Table8 and Resy: Dining Apps That Come With a Price

Dinner at Khong River House: some reservations come with a price.
Dinner at Khong River House: some reservations come with a price.
Courtesy of Khong River House

There's nothing new about restaurant reservation apps. Calling a restaurant to speak with an actual person was long ago replaced by sites like OpenTable and Yelp Reservations. But now, new dining apps promise access to tables at popular restaurants at peak hours -- at a cost.

Resy and Table8 have both recently launched in Miami. Both work with about a dozen or so Miami restaurants like Khong River House, Cleo, and Mignonette, and both allow you to reserve tables at those establishments. The difference between these newbies and OpenTable are the fact that your reservations are either free or not, depending on the day and time of your desired meal. For instance, a recent search showed a two-top available for 8:30 on a Saturday at Khong River House required a $10 fee on Resy and was free on Table8. Through Table8, a 9 p.m. reservation at Juvia for the same evening will cost $20.

The question becomes, who would pay for a table at Miami restaurant?

See also: Bagatelle: St. Tropez Comes to South Beach

Table8's founder, Santosh Jayaram, says his audience consists mostly of business travelers, with some locals mixed in. The cities that Table8 serves, like D.C., San Francisco, Los Angeles, and now Miami, are filled with executives and conventioneers with expense accounts and little free time to research decent restaurants in the area. The app is also part of Concur Technologies, a leading provider of travel services for Fortune 2000 companies. That means that a travel planner at a major corporation can now book airfare, hotels, a car, and dinner in one fell swoop.
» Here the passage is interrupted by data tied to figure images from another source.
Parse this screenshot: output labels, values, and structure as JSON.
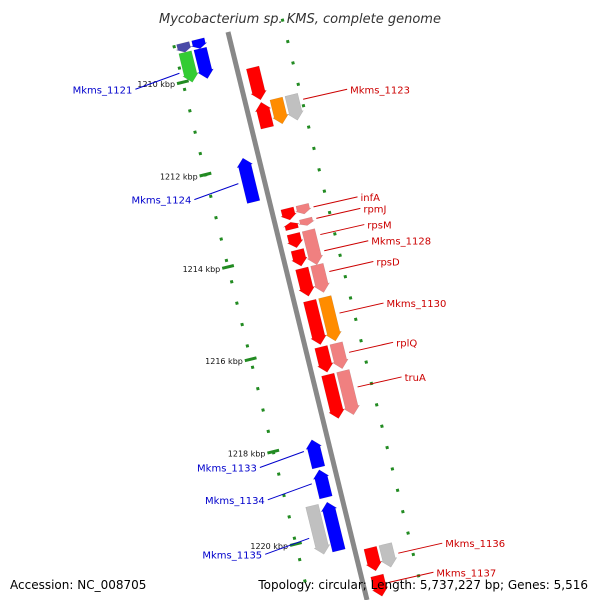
{
  "title": "Mycobacterium sp. KMS, complete genome",
  "footer": {
    "accession": "Accession: NC_008705",
    "summary": "Topology: circular; Length: 5,737,227 bp; Genes: 5,516"
  },
  "colors": {
    "background": "#ffffff",
    "backbone": "#888888",
    "ticks": "#228b22",
    "left_label": "#0000cc",
    "right_label": "#cc0000",
    "red": "#ff0000",
    "pink": "#f08080",
    "orange": "#ff8c00",
    "gray": "#c0c0c0",
    "blue": "#0000ff",
    "green": "#33cc33",
    "navy": "#4a4aa8"
  },
  "axis": {
    "start_kbp": 1209.2,
    "end_kbp": 1221.5,
    "tick_labels": [
      {
        "kbp": 1210,
        "label": "1210 kbp"
      },
      {
        "kbp": 1212,
        "label": "1212 kbp"
      },
      {
        "kbp": 1214,
        "label": "1214 kbp"
      },
      {
        "kbp": 1216,
        "label": "1216 kbp"
      },
      {
        "kbp": 1218,
        "label": "1218 kbp"
      },
      {
        "kbp": 1220,
        "label": "1220 kbp"
      }
    ]
  },
  "features": [
    {
      "lane": -3,
      "start": 1209.2,
      "end": 1209.4,
      "color": "navy",
      "dir": "+"
    },
    {
      "lane": -2,
      "start": 1209.2,
      "end": 1209.4,
      "color": "blue",
      "dir": "+"
    },
    {
      "lane": -3,
      "start": 1209.4,
      "end": 1210.05,
      "color": "green",
      "dir": "+"
    },
    {
      "lane": -2,
      "start": 1209.4,
      "end": 1210.05,
      "color": "blue",
      "dir": "+"
    },
    {
      "lane": 1,
      "start": 1210.05,
      "end": 1210.75,
      "color": "red",
      "dir": "+"
    },
    {
      "lane": 1,
      "start": 1210.8,
      "end": 1211.35,
      "color": "red",
      "dir": "-"
    },
    {
      "lane": 2,
      "start": 1210.8,
      "end": 1211.35,
      "color": "orange",
      "dir": "+"
    },
    {
      "lane": 3,
      "start": 1210.8,
      "end": 1211.35,
      "color": "gray",
      "dir": "+"
    },
    {
      "lane": -1,
      "start": 1211.85,
      "end": 1212.8,
      "color": "blue",
      "dir": "-"
    },
    {
      "lane": 1,
      "start": 1213.1,
      "end": 1213.35,
      "color": "red",
      "dir": "+"
    },
    {
      "lane": 2,
      "start": 1213.1,
      "end": 1213.3,
      "color": "pink",
      "dir": "+"
    },
    {
      "lane": 1,
      "start": 1213.4,
      "end": 1213.55,
      "color": "red",
      "dir": "-"
    },
    {
      "lane": 2,
      "start": 1213.4,
      "end": 1213.55,
      "color": "pink",
      "dir": "+"
    },
    {
      "lane": 1,
      "start": 1213.65,
      "end": 1213.95,
      "color": "red",
      "dir": "+"
    },
    {
      "lane": 2,
      "start": 1213.65,
      "end": 1214.4,
      "color": "pink",
      "dir": "+"
    },
    {
      "lane": 1,
      "start": 1214.0,
      "end": 1214.35,
      "color": "red",
      "dir": "+"
    },
    {
      "lane": 1,
      "start": 1214.4,
      "end": 1215.0,
      "color": "red",
      "dir": "+"
    },
    {
      "lane": 2,
      "start": 1214.4,
      "end": 1215.0,
      "color": "pink",
      "dir": "+"
    },
    {
      "lane": 1,
      "start": 1215.1,
      "end": 1216.05,
      "color": "red",
      "dir": "+"
    },
    {
      "lane": 2,
      "start": 1215.1,
      "end": 1216.05,
      "color": "orange",
      "dir": "+"
    },
    {
      "lane": 1,
      "start": 1216.1,
      "end": 1216.65,
      "color": "red",
      "dir": "+"
    },
    {
      "lane": 2,
      "start": 1216.1,
      "end": 1216.65,
      "color": "pink",
      "dir": "+"
    },
    {
      "lane": 1,
      "start": 1216.7,
      "end": 1217.65,
      "color": "red",
      "dir": "+"
    },
    {
      "lane": 2,
      "start": 1216.7,
      "end": 1217.65,
      "color": "pink",
      "dir": "+"
    },
    {
      "lane": -1,
      "start": 1217.95,
      "end": 1218.55,
      "color": "blue",
      "dir": "-"
    },
    {
      "lane": -1,
      "start": 1218.6,
      "end": 1219.2,
      "color": "blue",
      "dir": "-"
    },
    {
      "lane": -2,
      "start": 1219.3,
      "end": 1220.35,
      "color": "gray",
      "dir": "+"
    },
    {
      "lane": -1,
      "start": 1219.3,
      "end": 1220.35,
      "color": "blue",
      "dir": "-"
    },
    {
      "lane": 1,
      "start": 1220.45,
      "end": 1220.95,
      "color": "red",
      "dir": "+"
    },
    {
      "lane": 2,
      "start": 1220.45,
      "end": 1220.95,
      "color": "gray",
      "dir": "+"
    },
    {
      "lane": 1,
      "start": 1221.05,
      "end": 1221.5,
      "color": "red",
      "dir": "+"
    }
  ],
  "gene_labels": [
    {
      "side": "left",
      "text": "Mkms_1121",
      "kbp": 1209.8,
      "lane": -3
    },
    {
      "side": "left",
      "text": "Mkms_1124",
      "kbp": 1212.35,
      "lane": -1
    },
    {
      "side": "left",
      "text": "Mkms_1133",
      "kbp": 1218.15,
      "lane": -1
    },
    {
      "side": "left",
      "text": "Mkms_1134",
      "kbp": 1218.85,
      "lane": -1
    },
    {
      "side": "left",
      "text": "Mkms_1135",
      "kbp": 1219.95,
      "lane": -2
    },
    {
      "side": "right",
      "text": "Mkms_1123",
      "kbp": 1210.95,
      "lane": 3
    },
    {
      "side": "right",
      "text": "infA",
      "kbp": 1213.2,
      "lane": 2
    },
    {
      "side": "right",
      "text": "rpmJ",
      "kbp": 1213.45,
      "lane": 2
    },
    {
      "side": "right",
      "text": "rpsM",
      "kbp": 1213.8,
      "lane": 2
    },
    {
      "side": "right",
      "text": "Mkms_1128",
      "kbp": 1214.15,
      "lane": 2
    },
    {
      "side": "right",
      "text": "rpsD",
      "kbp": 1214.6,
      "lane": 2
    },
    {
      "side": "right",
      "text": "Mkms_1130",
      "kbp": 1215.5,
      "lane": 2
    },
    {
      "side": "right",
      "text": "rplQ",
      "kbp": 1216.35,
      "lane": 2
    },
    {
      "side": "right",
      "text": "truA",
      "kbp": 1217.1,
      "lane": 2
    },
    {
      "side": "right",
      "text": "Mkms_1136",
      "kbp": 1220.7,
      "lane": 2
    },
    {
      "side": "right",
      "text": "Mkms_1137",
      "kbp": 1221.25,
      "lane": 1
    }
  ]
}
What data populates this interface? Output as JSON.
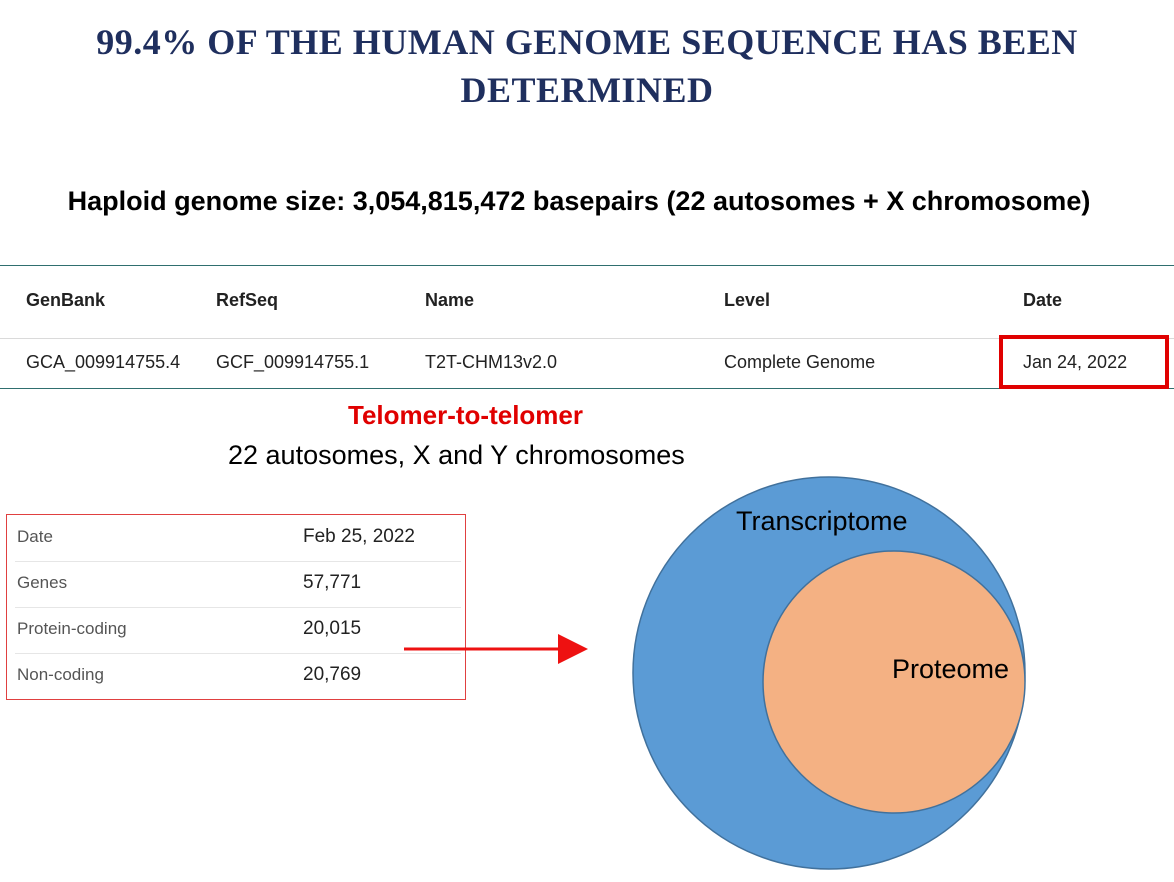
{
  "title": {
    "line1": "99.4% OF THE HUMAN GENOME SEQUENCE HAS BEEN",
    "line2": "DETERMINED"
  },
  "subtitle": "Haploid genome size: 3,054,815,472 basepairs (22 autosomes + X chromosome)",
  "assembly_table": {
    "headers": {
      "genbank": "GenBank",
      "refseq": "RefSeq",
      "name": "Name",
      "level": "Level",
      "date": "Date"
    },
    "row": {
      "genbank": "GCA_009914755.4",
      "refseq": "GCF_009914755.1",
      "name": "T2T-CHM13v2.0",
      "level": "Complete Genome",
      "date": "Jan 24, 2022"
    }
  },
  "t2t": {
    "heading": "Telomer-to-telomer",
    "description": "22 autosomes, X and Y chromosomes"
  },
  "stats_table": [
    {
      "label": "Date",
      "value": "Feb 25, 2022"
    },
    {
      "label": "Genes",
      "value": "57,771"
    },
    {
      "label": "Protein-coding",
      "value": "20,015"
    },
    {
      "label": "Non-coding",
      "value": "20,769"
    }
  ],
  "venn": {
    "outer_label": "Transcriptome",
    "inner_label": "Proteome",
    "outer_color": "#5b9bd5",
    "inner_color": "#f4b183"
  },
  "colors": {
    "title": "#1f2f5e",
    "highlight": "#e00000"
  }
}
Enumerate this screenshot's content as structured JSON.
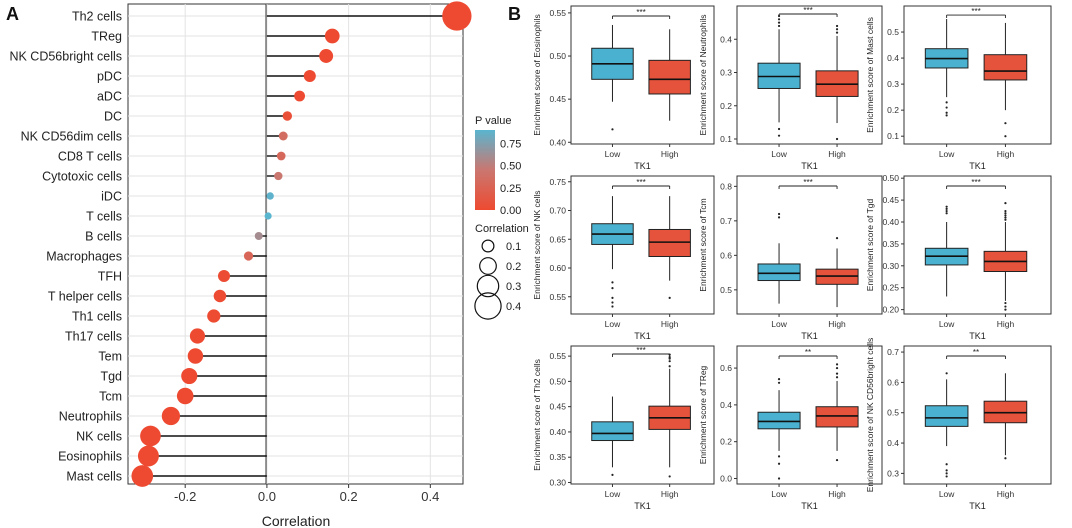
{
  "panel_labels": {
    "a": "A",
    "b": "B"
  },
  "colors": {
    "low": "#4ab2d0",
    "high": "#e5533c",
    "axis": "#333333",
    "grid": "#e3e3e3",
    "grad_top": "#5ab5cf",
    "grad_mid": "#ca7770",
    "grad_bottom": "#ee4a31"
  },
  "chart_data": [
    {
      "type": "scatter",
      "subtype": "lollipop",
      "title": "",
      "xlabel": "Correlation",
      "ylabel": "",
      "xlim": [
        -0.34,
        0.48
      ],
      "xticks": [
        -0.2,
        0.0,
        0.2,
        0.4
      ],
      "xtick_labels": [
        "-0.2",
        "0.0",
        "0.2",
        "0.4"
      ],
      "grid": true,
      "categories": [
        "Th2 cells",
        "TReg",
        "NK CD56bright cells",
        "pDC",
        "aDC",
        "DC",
        "NK CD56dim cells",
        "CD8 T cells",
        "Cytotoxic cells",
        "iDC",
        "T cells",
        "B cells",
        "Macrophages",
        "TFH",
        "T helper cells",
        "Th1 cells",
        "Th17 cells",
        "Tem",
        "Tgd",
        "Tcm",
        "Neutrophils",
        "NK cells",
        "Eosinophils",
        "Mast cells"
      ],
      "correlation": [
        0.465,
        0.16,
        0.145,
        0.105,
        0.08,
        0.05,
        0.04,
        0.035,
        0.028,
        0.008,
        0.003,
        -0.02,
        -0.045,
        -0.105,
        -0.115,
        -0.13,
        -0.17,
        -0.175,
        -0.19,
        -0.2,
        -0.235,
        -0.285,
        -0.29,
        -0.305
      ],
      "p_value": [
        0.0,
        0.0,
        0.0,
        0.0,
        0.0,
        0.05,
        0.35,
        0.3,
        0.45,
        0.88,
        0.92,
        0.6,
        0.28,
        0.02,
        0.01,
        0.01,
        0.0,
        0.0,
        0.0,
        0.0,
        0.0,
        0.0,
        0.0,
        0.0
      ],
      "legend_pvalue": {
        "title": "P value",
        "ticks": [
          "0.75",
          "0.50",
          "0.25",
          "0.00"
        ]
      },
      "legend_size": {
        "title": "Correlation",
        "values": [
          "0.1",
          "0.2",
          "0.3",
          "0.4"
        ]
      }
    },
    {
      "type": "box",
      "panels": [
        {
          "ylabel": "Enrichment score of Eosinophils",
          "xlabel": "TK1",
          "categories": [
            "Low",
            "High"
          ],
          "ylim": [
            0.398,
            0.558
          ],
          "ticks": [
            0.4,
            0.45,
            0.5,
            0.55
          ],
          "tick_labels": [
            "0.40",
            "0.45",
            "0.50",
            "0.55"
          ],
          "signif": "***",
          "boxes": [
            {
              "whislo": 0.447,
              "q1": 0.473,
              "med": 0.491,
              "q3": 0.509,
              "whishi": 0.536,
              "fliers": [
                0.415
              ]
            },
            {
              "whislo": 0.425,
              "q1": 0.456,
              "med": 0.473,
              "q3": 0.495,
              "whishi": 0.531,
              "fliers": []
            }
          ]
        },
        {
          "ylabel": "Enrichment score of Neutrophils",
          "xlabel": "TK1",
          "categories": [
            "Low",
            "High"
          ],
          "ylim": [
            0.085,
            0.5
          ],
          "ticks": [
            0.1,
            0.2,
            0.3,
            0.4
          ],
          "tick_labels": [
            "0.1",
            "0.2",
            "0.3",
            "0.4"
          ],
          "signif": "***",
          "boxes": [
            {
              "whislo": 0.15,
              "q1": 0.252,
              "med": 0.288,
              "q3": 0.328,
              "whishi": 0.43,
              "fliers": [
                0.44,
                0.45,
                0.46,
                0.47,
                0.13,
                0.11
              ]
            },
            {
              "whislo": 0.148,
              "q1": 0.228,
              "med": 0.265,
              "q3": 0.305,
              "whishi": 0.41,
              "fliers": [
                0.42,
                0.43,
                0.44,
                0.1
              ]
            }
          ]
        },
        {
          "ylabel": "Enrichment score of Mast cells",
          "xlabel": "TK1",
          "categories": [
            "Low",
            "High"
          ],
          "ylim": [
            0.07,
            0.6
          ],
          "ticks": [
            0.1,
            0.2,
            0.3,
            0.4,
            0.5
          ],
          "tick_labels": [
            "0.1",
            "0.2",
            "0.3",
            "0.4",
            "0.5"
          ],
          "signif": "***",
          "boxes": [
            {
              "whislo": 0.25,
              "q1": 0.362,
              "med": 0.398,
              "q3": 0.436,
              "whishi": 0.55,
              "fliers": [
                0.23,
                0.21,
                0.19,
                0.18
              ]
            },
            {
              "whislo": 0.2,
              "q1": 0.316,
              "med": 0.35,
              "q3": 0.413,
              "whishi": 0.535,
              "fliers": [
                0.15,
                0.1
              ]
            }
          ]
        },
        {
          "ylabel": "Enrichment score of NK cells",
          "xlabel": "TK1",
          "categories": [
            "Low",
            "High"
          ],
          "ylim": [
            0.52,
            0.76
          ],
          "ticks": [
            0.55,
            0.6,
            0.65,
            0.7,
            0.75
          ],
          "tick_labels": [
            "0.55",
            "0.60",
            "0.65",
            "0.70",
            "0.75"
          ],
          "signif": "***",
          "boxes": [
            {
              "whislo": 0.598,
              "q1": 0.641,
              "med": 0.659,
              "q3": 0.677,
              "whishi": 0.725,
              "fliers": [
                0.575,
                0.565,
                0.548,
                0.54,
                0.533
              ]
            },
            {
              "whislo": 0.578,
              "q1": 0.62,
              "med": 0.645,
              "q3": 0.667,
              "whishi": 0.725,
              "fliers": [
                0.548
              ]
            }
          ]
        },
        {
          "ylabel": "Enrichment score of Tcm",
          "xlabel": "TK1",
          "categories": [
            "Low",
            "High"
          ],
          "ylim": [
            0.43,
            0.83
          ],
          "ticks": [
            0.5,
            0.6,
            0.7,
            0.8
          ],
          "tick_labels": [
            "0.5",
            "0.6",
            "0.7",
            "0.8"
          ],
          "signif": "***",
          "boxes": [
            {
              "whislo": 0.46,
              "q1": 0.527,
              "med": 0.548,
              "q3": 0.575,
              "whishi": 0.635,
              "fliers": [
                0.71,
                0.72
              ]
            },
            {
              "whislo": 0.45,
              "q1": 0.516,
              "med": 0.54,
              "q3": 0.56,
              "whishi": 0.62,
              "fliers": [
                0.65
              ]
            }
          ]
        },
        {
          "ylabel": "Enrichment score of Tgd",
          "xlabel": "TK1",
          "categories": [
            "Low",
            "High"
          ],
          "ylim": [
            0.19,
            0.505
          ],
          "ticks": [
            0.2,
            0.25,
            0.3,
            0.35,
            0.4,
            0.45,
            0.5
          ],
          "tick_labels": [
            "0.20",
            "0.25",
            "0.30",
            "0.35",
            "0.40",
            "0.45",
            "0.50"
          ],
          "signif": "***",
          "boxes": [
            {
              "whislo": 0.23,
              "q1": 0.302,
              "med": 0.322,
              "q3": 0.34,
              "whishi": 0.4,
              "fliers": [
                0.42,
                0.425,
                0.43,
                0.435
              ]
            },
            {
              "whislo": 0.22,
              "q1": 0.287,
              "med": 0.31,
              "q3": 0.333,
              "whishi": 0.4,
              "fliers": [
                0.405,
                0.41,
                0.415,
                0.42,
                0.425,
                0.443,
                0.215,
                0.207,
                0.2
              ]
            }
          ]
        },
        {
          "ylabel": "Enrichment score of Th2 cells",
          "xlabel": "TK1",
          "categories": [
            "Low",
            "High"
          ],
          "ylim": [
            0.297,
            0.57
          ],
          "ticks": [
            0.3,
            0.35,
            0.4,
            0.45,
            0.5,
            0.55
          ],
          "tick_labels": [
            "0.30",
            "0.35",
            "0.40",
            "0.45",
            "0.50",
            "0.55"
          ],
          "signif": "***",
          "boxes": [
            {
              "whislo": 0.33,
              "q1": 0.383,
              "med": 0.397,
              "q3": 0.42,
              "whishi": 0.47,
              "fliers": [
                0.315
              ]
            },
            {
              "whislo": 0.33,
              "q1": 0.405,
              "med": 0.428,
              "q3": 0.451,
              "whishi": 0.525,
              "fliers": [
                0.53,
                0.54,
                0.545,
                0.548,
                0.553,
                0.312
              ]
            }
          ]
        },
        {
          "ylabel": "Enrichment score of TReg",
          "xlabel": "TK1",
          "categories": [
            "Low",
            "High"
          ],
          "ylim": [
            -0.03,
            0.72
          ],
          "ticks": [
            0.0,
            0.2,
            0.4,
            0.6
          ],
          "tick_labels": [
            "0.0",
            "0.2",
            "0.4",
            "0.6"
          ],
          "signif": "**",
          "boxes": [
            {
              "whislo": 0.15,
              "q1": 0.27,
              "med": 0.31,
              "q3": 0.36,
              "whishi": 0.48,
              "fliers": [
                0.52,
                0.54,
                0.12,
                0.08,
                0.0
              ]
            },
            {
              "whislo": 0.15,
              "q1": 0.28,
              "med": 0.34,
              "q3": 0.39,
              "whishi": 0.53,
              "fliers": [
                0.55,
                0.57,
                0.6,
                0.62,
                0.1
              ]
            }
          ]
        },
        {
          "ylabel": "Enrichment score of NK CD56bright cells",
          "xlabel": "TK1",
          "categories": [
            "Low",
            "High"
          ],
          "ylim": [
            0.265,
            0.72
          ],
          "ticks": [
            0.3,
            0.4,
            0.5,
            0.6,
            0.7
          ],
          "tick_labels": [
            "0.3",
            "0.4",
            "0.5",
            "0.6",
            "0.7"
          ],
          "signif": "**",
          "boxes": [
            {
              "whislo": 0.39,
              "q1": 0.455,
              "med": 0.483,
              "q3": 0.523,
              "whishi": 0.61,
              "fliers": [
                0.63,
                0.33,
                0.31,
                0.3,
                0.29
              ]
            },
            {
              "whislo": 0.36,
              "q1": 0.467,
              "med": 0.5,
              "q3": 0.538,
              "whishi": 0.63,
              "fliers": [
                0.35
              ]
            }
          ]
        }
      ]
    }
  ]
}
Jayaram says that Concur approached Table8 during the funding stage, saying their research showed that out of a $35 billion business travel industry, about $8 billion is spent on dining. They didn't have a horse in the dining race.

Jayaram points out that restaurant owners like business travelers saying, "a restaurateur told me recently that a good week is when my restaurant is full, but a great week is when my restaurant is filled with business travelers."

He says that these busy executives are happy to pay extra for the curated access an app like his provides. "Our restaurants are fantastic and if they're on the list, they're guaranteed to have prime time seating."

Jayaram admits that although he knows good food when he eats it, he's not a foodie, so he's enlisted the guidance of a San Francisco/Bay Area Zagat editor, Virginia Miller, to help choose the restaurants, with about 20-25 different restaurants being the sweet spot -- not too many choices, but enough for a good selection.

How, exactly, does the pricing work? Jayaram was quick to point out it's not like Uber Surge pricing, although it sounds like it. "Our prime time in San Francisco is 7 to 8 p.m.; in Miami it's 8:30 to 9 p.m. That's when we typically charge for a reservation."

So, is this a virtual method of the age-old method of greasing a palm with a $20 to get a table in a packed restaurant? Jayaram says yes, in a way. "I believe you can still do that. However, there are places where you can't. There had never been an application that marries both curation and availability."

It comes down to what you think things are worth. Jayaram points out that many services, like flights and hotels, have different levels of pricing and restaurants are behind in this concept. "I can get a flight last minute, I can get a hotel last minute, but God forbid if I want a restaurant reservation last minute. Restaurants take a tremendous amount of risk on lost seats and lost traffic because you, as the customer, have the ability to cancel without penalty. If you balance it all out, this makes sense. Because once people are happy, suddenly you've made an incredibly lucrative and loyal customer."